Dini özelliklerle donatılmış bir kişilik her zaman için kendi dinini ön planda görür ve bunu o dinin mezheplerine yaydığı anda da içinde bulunduğu çatışmayı daha da alevlendirmiş olur. Bu özelliklerde birinin ve yandaşlarının politik elit halini alması, Crick'in tanımının ne yazık ki çürümesi anlamına gelir.

Dini bakımdan kendilerini üstün gören bu şahsiyetlerin çatışmacı kimliklerini politika sahnesine taşımaları, uzlaştırma kavramının işlerliğini ayaklar altına alır ve politikanın çekişmeci (var olan görüşlerin minumum çatışmada sürdürülmesi veya en azami düzeyde uzlaştırma faaliyeti) yönünü ortadan kaldırır. Minumum çatışma her zaman için içinde maksimum öğeler barındırır hale gelir.

Türkiye, yapılan yeni anayasa taslağında ne yazık ki dini bir simgeyi gündemine oturtmuş durumda. Siyasi iktidarın buradaki tavrı kesinlikle çatışmacı bir tavırdır ve politikanın çekişmeci yönüyle örtüşmez. Bunu yeni bir paragrafta irdeleyelim.

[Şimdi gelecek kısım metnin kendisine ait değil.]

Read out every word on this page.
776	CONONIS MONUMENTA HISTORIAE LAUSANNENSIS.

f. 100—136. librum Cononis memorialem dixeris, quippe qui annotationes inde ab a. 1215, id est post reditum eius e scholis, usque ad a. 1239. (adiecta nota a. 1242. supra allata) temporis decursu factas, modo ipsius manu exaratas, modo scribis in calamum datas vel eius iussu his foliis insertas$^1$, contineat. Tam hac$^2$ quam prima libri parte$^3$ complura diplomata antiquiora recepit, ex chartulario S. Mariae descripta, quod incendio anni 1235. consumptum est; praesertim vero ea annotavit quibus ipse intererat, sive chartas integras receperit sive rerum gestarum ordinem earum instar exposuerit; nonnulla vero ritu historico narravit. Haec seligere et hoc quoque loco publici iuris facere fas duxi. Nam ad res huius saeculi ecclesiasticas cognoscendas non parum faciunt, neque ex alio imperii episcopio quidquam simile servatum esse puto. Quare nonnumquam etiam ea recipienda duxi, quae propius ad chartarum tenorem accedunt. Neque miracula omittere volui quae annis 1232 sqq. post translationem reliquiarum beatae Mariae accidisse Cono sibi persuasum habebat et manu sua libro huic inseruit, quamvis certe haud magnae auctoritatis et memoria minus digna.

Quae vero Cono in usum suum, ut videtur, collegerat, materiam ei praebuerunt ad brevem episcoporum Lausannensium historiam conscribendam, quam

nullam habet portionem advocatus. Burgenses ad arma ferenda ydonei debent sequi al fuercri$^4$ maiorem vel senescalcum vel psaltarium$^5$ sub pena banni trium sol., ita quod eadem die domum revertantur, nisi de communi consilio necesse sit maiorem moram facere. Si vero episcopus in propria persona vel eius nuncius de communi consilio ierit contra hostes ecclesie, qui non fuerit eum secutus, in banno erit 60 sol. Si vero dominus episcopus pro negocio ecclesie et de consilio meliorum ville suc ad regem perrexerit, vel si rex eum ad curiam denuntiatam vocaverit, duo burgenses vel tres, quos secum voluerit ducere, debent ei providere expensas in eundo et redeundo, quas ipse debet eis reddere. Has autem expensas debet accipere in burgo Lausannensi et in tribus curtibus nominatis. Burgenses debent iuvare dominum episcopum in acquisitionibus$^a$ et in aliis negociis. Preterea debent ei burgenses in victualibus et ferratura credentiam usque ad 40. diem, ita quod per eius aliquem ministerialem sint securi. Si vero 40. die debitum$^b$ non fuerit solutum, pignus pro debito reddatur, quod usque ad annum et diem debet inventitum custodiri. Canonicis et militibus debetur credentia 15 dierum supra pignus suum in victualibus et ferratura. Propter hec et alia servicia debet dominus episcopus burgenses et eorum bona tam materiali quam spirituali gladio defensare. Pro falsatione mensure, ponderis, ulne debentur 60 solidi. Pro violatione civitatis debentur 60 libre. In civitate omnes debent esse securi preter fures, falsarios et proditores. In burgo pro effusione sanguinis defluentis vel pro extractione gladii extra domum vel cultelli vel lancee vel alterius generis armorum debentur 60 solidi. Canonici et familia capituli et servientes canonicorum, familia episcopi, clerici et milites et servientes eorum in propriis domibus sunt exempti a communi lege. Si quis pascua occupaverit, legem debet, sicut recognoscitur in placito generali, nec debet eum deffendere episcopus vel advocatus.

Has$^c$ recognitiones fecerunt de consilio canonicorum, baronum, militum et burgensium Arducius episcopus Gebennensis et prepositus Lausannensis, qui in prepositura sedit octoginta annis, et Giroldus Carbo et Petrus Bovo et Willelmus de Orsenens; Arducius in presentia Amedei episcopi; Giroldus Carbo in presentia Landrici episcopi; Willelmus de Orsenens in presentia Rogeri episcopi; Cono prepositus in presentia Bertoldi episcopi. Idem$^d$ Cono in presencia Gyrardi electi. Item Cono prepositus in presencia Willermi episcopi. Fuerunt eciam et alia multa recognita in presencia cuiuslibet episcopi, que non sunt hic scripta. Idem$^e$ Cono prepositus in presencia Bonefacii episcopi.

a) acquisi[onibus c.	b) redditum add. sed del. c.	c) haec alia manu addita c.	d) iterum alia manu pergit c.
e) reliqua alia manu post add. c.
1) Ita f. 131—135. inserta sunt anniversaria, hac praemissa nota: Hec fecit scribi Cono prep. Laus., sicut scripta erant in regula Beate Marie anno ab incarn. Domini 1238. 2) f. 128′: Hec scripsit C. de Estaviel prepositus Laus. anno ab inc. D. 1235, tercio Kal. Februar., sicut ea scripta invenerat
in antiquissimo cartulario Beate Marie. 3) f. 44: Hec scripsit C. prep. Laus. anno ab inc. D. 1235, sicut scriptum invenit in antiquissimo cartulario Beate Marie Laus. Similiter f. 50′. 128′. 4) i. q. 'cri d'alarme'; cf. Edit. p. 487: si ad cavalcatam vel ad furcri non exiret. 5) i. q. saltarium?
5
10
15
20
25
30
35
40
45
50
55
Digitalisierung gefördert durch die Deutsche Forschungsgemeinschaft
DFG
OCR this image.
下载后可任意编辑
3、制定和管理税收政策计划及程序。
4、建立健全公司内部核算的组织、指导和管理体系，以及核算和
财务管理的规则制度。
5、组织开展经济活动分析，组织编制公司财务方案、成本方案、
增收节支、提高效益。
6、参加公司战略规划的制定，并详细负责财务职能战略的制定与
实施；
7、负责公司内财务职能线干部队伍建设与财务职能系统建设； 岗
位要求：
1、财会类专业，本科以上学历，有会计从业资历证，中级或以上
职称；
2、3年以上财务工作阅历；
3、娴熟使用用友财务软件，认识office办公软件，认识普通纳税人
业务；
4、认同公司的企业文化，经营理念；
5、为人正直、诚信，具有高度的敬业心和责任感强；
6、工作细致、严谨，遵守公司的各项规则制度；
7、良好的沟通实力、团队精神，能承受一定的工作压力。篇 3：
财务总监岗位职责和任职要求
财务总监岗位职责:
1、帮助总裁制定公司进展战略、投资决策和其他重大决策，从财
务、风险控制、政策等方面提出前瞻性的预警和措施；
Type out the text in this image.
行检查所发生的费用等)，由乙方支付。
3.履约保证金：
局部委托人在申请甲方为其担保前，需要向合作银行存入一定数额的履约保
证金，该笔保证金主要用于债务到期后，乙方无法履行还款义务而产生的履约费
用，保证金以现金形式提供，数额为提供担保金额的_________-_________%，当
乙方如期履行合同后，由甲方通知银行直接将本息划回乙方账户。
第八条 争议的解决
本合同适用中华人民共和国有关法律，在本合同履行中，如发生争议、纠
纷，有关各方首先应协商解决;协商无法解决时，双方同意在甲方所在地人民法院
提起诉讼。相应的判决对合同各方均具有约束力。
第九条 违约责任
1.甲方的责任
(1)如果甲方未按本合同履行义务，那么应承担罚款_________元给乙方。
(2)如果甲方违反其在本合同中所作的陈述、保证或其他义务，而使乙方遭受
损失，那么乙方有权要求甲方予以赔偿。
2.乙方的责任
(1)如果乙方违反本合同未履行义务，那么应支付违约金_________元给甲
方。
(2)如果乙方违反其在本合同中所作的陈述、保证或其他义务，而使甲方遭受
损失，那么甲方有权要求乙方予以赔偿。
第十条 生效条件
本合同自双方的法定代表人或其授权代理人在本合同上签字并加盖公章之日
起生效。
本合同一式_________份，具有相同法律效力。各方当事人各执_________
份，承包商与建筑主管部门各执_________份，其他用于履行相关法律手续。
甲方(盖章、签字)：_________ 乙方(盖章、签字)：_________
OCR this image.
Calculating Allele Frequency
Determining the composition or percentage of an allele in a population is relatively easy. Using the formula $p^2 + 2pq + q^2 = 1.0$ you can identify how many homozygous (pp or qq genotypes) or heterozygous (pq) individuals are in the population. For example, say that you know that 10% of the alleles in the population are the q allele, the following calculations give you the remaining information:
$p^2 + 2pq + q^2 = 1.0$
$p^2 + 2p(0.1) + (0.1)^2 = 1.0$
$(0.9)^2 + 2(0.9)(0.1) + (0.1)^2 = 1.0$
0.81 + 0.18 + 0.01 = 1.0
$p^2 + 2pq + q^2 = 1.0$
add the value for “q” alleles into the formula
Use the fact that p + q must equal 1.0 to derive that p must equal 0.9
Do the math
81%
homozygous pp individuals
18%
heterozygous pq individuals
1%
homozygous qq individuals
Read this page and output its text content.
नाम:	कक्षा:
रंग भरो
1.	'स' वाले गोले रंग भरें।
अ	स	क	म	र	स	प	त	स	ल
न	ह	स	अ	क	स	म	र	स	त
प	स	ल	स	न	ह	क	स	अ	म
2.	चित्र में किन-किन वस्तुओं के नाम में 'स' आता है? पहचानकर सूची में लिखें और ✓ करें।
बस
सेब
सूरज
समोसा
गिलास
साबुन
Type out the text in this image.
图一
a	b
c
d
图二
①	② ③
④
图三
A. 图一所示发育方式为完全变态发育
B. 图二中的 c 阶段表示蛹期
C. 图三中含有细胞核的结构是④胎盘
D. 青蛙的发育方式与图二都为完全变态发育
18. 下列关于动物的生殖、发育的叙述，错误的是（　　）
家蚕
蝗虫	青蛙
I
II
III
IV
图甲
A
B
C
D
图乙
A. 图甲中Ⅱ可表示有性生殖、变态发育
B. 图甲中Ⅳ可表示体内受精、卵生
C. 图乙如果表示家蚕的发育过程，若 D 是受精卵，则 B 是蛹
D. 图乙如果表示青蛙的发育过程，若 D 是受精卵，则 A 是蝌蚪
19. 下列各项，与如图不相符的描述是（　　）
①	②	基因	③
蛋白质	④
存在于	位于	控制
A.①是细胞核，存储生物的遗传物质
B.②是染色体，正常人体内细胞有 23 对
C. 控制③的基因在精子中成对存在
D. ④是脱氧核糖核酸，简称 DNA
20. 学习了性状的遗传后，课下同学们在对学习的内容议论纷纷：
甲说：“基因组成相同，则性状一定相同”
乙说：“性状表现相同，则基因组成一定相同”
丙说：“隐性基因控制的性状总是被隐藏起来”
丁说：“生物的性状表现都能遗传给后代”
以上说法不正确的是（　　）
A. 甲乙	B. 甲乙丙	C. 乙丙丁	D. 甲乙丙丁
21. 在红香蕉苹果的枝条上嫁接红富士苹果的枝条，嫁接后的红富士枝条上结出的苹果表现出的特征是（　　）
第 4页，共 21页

Carick'in tanımını tekrar hatırlatırsak; politika, belli bir toplumda çatışma halinde olan çıkarları uzlaştırma faaliyetidir. Türban Türkiye'nin çatışmasıdır ve bu çatışmanın toplumun çıkarına olacak hiçbir yanı yoktur. Türbanın çıkarı din ile ilgilidir ve politik çıkarı kesinlikle içinde barındırmaz. Dini bir simge olması sebebiyle yaradılışından ötürü bir çatışmayı içinde barındırır ve politikanın çekişmeci yönünü kesinlikle ezer geçer. Türbanın dini çıkarının bulunması, Türkiye gibi laik bir ülkede, laikliğin de bir çatışma içine sürüklendiğini gösterir ki bu da türban konusunda yapılan ısrarın çekişmeci değil çatışmacı bir politika örneği olduğunu gözler önüne serer.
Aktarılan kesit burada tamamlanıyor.